If it is possible for plants to travel through time, forget-me-nots would be well suited for the journey. They produce seeds that germinate easily and are contained in small pods that have a sticky surface, like a plant's version of velcro. When people or animals brush by them, the pods cling to clothing or fur and "hitchhike" to new locations, where they fall and the seeds start to grow. This spirit of adventure has carried cultivars of the Myosotis species from their native lands in Europe and New Zealand into gardens and woodlands all over the world.

Perhaps it was no coincidence that Claire was so charmed by these pretty little blue flowers that she went back to the standing stones to see them again. In Michael Pollan's book, THE BOTANY OF DESIRE, he suggests that plants manipulate human beings, just as much as we humans manipulate them. With examples like apples, tulips, and marijuana, he explains how plants have used tactics, including sweetness, beauty and the ability to intoxicate, to persuade humans into cultivating, hybridizing and spreading them far and wide. If tulips can do it, why not forget-me-nots?

We'll never know if a tenacious seedpod, hoping to be transported to another time and place, was clinging to Claire's skirts as she approached the stones on that fateful day in the Scottish Highlands. All we know is that she went to look for tiny blue flowers at Craigh na Dun and fell through the stones. And so began the saga of OUTLANDER.

Botanical Information

Family: Boraginaceae
Genus: Myosotis
Species: Myosotis sylvatica
Common name: Forget-me-not

There are several species of this plant.
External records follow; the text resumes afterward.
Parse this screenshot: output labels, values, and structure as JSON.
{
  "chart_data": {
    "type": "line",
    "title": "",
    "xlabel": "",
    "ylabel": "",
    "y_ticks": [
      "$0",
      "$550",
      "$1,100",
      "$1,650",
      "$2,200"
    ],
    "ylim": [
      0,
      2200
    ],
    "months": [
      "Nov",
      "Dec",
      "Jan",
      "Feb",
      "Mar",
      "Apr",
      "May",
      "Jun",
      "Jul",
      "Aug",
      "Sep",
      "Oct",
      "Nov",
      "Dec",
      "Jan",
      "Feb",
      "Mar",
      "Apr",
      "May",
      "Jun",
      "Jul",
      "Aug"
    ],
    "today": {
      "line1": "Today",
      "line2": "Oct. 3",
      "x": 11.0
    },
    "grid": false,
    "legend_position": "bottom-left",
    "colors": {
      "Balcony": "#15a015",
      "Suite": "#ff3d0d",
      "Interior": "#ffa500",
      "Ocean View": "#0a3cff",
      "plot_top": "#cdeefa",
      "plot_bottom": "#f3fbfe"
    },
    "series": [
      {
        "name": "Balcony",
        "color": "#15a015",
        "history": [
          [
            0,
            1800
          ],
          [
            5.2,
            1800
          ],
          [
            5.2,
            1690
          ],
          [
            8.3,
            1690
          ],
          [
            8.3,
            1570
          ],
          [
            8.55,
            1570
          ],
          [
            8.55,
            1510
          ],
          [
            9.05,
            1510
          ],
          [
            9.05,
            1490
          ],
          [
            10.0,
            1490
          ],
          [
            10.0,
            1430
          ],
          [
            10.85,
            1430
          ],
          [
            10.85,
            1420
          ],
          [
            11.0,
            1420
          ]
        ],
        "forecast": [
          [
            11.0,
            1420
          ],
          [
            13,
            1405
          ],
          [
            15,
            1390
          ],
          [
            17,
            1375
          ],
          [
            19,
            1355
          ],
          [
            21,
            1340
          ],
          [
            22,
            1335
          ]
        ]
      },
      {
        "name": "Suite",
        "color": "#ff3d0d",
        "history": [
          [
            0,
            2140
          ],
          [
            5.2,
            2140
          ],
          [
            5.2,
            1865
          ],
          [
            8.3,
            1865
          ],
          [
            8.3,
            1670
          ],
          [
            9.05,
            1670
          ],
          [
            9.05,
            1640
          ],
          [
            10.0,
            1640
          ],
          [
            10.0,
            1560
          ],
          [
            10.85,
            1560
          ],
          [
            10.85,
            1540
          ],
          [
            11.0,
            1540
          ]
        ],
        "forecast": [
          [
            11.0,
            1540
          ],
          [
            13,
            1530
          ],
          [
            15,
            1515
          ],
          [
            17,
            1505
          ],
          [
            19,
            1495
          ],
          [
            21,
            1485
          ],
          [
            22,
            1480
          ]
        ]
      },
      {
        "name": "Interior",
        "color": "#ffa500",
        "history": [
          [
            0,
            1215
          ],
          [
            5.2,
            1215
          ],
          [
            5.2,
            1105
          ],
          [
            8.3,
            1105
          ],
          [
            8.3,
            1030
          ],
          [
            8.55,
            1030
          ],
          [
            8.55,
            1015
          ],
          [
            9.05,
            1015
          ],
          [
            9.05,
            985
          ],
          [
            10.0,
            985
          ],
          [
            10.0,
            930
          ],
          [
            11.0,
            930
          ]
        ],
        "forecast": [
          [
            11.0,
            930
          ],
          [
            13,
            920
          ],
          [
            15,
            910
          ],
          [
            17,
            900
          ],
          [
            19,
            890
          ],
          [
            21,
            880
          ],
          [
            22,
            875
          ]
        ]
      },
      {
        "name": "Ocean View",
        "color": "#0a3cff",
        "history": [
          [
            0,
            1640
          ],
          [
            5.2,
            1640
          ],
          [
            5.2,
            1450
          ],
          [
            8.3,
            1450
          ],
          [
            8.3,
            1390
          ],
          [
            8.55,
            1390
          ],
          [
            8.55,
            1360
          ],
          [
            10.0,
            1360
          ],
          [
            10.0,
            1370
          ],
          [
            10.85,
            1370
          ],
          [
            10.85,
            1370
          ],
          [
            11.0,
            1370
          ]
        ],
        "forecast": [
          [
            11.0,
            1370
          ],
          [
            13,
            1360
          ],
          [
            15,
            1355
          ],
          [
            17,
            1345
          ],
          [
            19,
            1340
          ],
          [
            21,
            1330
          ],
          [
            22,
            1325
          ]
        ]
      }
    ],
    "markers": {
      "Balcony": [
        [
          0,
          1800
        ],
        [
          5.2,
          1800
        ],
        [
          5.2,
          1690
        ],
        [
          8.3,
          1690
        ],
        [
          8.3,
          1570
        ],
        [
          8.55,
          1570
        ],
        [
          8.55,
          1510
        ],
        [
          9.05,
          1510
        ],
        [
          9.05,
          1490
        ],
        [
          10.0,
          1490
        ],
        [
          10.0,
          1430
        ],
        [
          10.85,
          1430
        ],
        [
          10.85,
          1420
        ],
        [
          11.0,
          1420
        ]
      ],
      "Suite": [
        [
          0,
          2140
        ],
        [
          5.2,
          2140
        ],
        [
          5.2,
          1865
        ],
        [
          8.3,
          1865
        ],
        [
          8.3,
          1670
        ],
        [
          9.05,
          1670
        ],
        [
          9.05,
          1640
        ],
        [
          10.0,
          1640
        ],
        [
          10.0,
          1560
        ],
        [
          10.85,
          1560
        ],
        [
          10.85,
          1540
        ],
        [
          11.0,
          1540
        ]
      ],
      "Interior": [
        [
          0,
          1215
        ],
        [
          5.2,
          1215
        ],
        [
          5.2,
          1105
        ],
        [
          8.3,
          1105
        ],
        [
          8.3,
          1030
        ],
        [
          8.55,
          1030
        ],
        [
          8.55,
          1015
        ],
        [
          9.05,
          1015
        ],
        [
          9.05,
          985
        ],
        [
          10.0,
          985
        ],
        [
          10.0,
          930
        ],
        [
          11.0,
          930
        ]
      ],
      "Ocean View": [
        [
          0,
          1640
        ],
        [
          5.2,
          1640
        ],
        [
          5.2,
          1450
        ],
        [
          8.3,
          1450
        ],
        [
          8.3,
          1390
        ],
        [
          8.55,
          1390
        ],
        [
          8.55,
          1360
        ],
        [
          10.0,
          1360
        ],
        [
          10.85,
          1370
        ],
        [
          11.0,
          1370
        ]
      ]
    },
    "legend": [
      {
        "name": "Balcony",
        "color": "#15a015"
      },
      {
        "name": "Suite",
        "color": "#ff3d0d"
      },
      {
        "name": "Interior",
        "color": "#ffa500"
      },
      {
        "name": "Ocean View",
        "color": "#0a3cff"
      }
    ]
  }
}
M. sylvatica is native to Europe so would be most likely the species Claire found at Craigh na Dun.

Plants are short-lived annuals or biennials. They reach 12" in height and the tiny flowers are usually blue with orange or white centers. There are also pink and white varieties.


Forget-me-nots are easily grown from seed. Plant in early spring, as soon as the soil is warm enough to work. You will only have to plant seed once. If the plants are happy where you've started them, they will keep resowing themselves.

I've noticed that forget-me-nots often get powdery mildew shortly after they bloom here in the Pacific Northwest. I believe that is because they like moist soil and as the rains slow down and the temperatures warm, they don't get as much water as they would like. This stresses them out and makes them susceptible to disease. Dinna fash, though. They come back again, year after year.